The man said, "Yes."
The Prophet, blessings and peace be upon him, said, "Be good to her.
(Transmitted by Termithy in "Righteousness and Relations" (1905); Ibn Hibban Charity (EI-Ehsan) (435); and Al-Hakim who amended it on the terms of the two Sheikhs, agreed upon by Al-Dhahaby, 4/155, all on the authority of Umar.)

3. The right of custody over her children
An indication that Islam admits the importance of motherhood and cares for the rights of mothers and their feelings is that a divorced mother has greater rights and is worthier of looking after her children than the father.

`Abdallah ibn `Amr ibn Al-as transmitted that a woman asked, "O Messenger of Allah, this son of mine had my womb as a container, my breasts for drinking, my lap to contain him. His father has taken him from me." The Prophet, blessings and peace be upon him, said, "You have more right if you do not marry".
(Transmitted by Ahmad in Al Musnad (6707). Sheikh Shaker said its authenticity is correct. Transmitted also by Abu Dawud)

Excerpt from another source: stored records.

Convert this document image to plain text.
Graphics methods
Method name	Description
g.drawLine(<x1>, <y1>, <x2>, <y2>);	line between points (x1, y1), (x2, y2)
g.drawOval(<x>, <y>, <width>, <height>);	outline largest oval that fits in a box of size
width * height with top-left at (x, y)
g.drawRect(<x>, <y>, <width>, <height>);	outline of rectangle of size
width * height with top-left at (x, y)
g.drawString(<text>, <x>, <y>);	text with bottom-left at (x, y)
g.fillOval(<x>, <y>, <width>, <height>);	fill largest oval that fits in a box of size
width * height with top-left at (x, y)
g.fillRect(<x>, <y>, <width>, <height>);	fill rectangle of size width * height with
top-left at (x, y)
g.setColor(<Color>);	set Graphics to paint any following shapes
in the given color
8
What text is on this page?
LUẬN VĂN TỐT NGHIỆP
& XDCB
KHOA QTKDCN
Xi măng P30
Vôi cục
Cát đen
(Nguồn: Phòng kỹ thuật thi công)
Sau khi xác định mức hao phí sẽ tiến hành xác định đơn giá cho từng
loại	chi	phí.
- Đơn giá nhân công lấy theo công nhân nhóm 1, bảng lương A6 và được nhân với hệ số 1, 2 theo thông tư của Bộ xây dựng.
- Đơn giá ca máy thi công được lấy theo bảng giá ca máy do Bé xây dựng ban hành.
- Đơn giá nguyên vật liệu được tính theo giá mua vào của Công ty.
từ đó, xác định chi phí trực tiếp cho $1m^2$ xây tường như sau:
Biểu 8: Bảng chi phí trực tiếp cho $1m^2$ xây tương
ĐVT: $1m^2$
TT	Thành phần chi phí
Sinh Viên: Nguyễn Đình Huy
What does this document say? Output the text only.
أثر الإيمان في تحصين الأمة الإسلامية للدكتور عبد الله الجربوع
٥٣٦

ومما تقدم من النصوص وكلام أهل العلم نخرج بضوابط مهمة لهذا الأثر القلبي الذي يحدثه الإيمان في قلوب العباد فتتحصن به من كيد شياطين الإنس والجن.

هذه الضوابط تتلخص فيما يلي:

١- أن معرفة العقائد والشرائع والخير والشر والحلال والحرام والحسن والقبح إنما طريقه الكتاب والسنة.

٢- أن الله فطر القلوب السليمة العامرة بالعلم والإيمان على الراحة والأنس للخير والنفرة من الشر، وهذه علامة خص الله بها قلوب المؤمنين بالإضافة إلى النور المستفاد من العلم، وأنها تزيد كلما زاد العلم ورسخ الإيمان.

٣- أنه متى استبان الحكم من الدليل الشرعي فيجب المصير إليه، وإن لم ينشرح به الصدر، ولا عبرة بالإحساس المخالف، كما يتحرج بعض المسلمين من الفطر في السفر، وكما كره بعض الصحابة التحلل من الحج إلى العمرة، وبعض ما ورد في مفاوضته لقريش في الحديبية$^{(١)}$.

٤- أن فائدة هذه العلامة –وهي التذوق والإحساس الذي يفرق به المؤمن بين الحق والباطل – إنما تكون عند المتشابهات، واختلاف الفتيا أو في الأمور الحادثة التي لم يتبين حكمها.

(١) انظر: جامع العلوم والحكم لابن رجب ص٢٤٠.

Imam Al-Khataby said in Landmarks of Traditions (Maalem As-Sunna): "Container" is the name of the place that contains a thing. This means that the mother is worthier as she and the father shared in the begetting of the child, then she was singled out for such things as nursing which the father had no share in. Therefore she deserves to be the first when it comes to disputes about the child.

In Islam if the mother (who is the first choice for custody over minor children) remarries then her right of custody is thereafter passed on to her mother, children's maternal grandmother then to her mother in-law then to the husband.

4. Paying Parents Debts
Islam encourages children to pay the debts of their parents whether these debts were to Allah or to the people. For example when a woman asked the Prophet, peace and blessings be upon him, if she can fast instead of her mother who died and had a whole month to fast. The Prophet, pace and blessings be upon him asked her if her mother had to pay a certain debt would she have paid it for her. The woman said : “yes" so the prophet told her that Allah’s debt is more worthy of paying. Also the Prophet, peace and blessings be upon him, encouraged a woman to perform the pilgrimage instead of her dead mother.

5. Inheriting her children
The mother has the right to inherit her children according to the rules of inheritance in Islam

6. Breastfeeding
The child's right to be breastfed is affirmed by the Quaran, the source of Islamic law and morality. The Quranic verse

“Mothers shall suckle their children for two whole years; (that is) for those who wish to complete the suckling. The duty of feeding and clothing nursing mothers in a seemly manner is upon the father of the child. No-one should be charged beyond his capacity. A mother should not be made to suffer because of her child, nor should he to whom the child is born (be made to suffer) because of his child. And on the (father's) heir is incumbent the like of that (which was incumbent on the father). If they desire to wean the child by mutual consent and (after) consultation, it is no sin for them; and if ye wish to give your children out to nurse, it is no sin for you, provided that ye pay what is due from you in kindness. Observe your duty to Allah, and know that Allah is Seer of what ye do." (Surah: 2:233)

defines a 2 years period of lactation. According to Islam, if the mother is not divorced, she should breastfeed her child as a religious obligation and not because she is the natural mother. If she is divorced then nursing is dealt with as nafaqah (financial support). This is established within the Shari`ah. The nafaqah of the child is the responsibility of the father. The father has to give the mother compensation for her nursing. If she refuses to nurse, then it becomes incumbent upon the father to find and hire a wet-nurse for the child.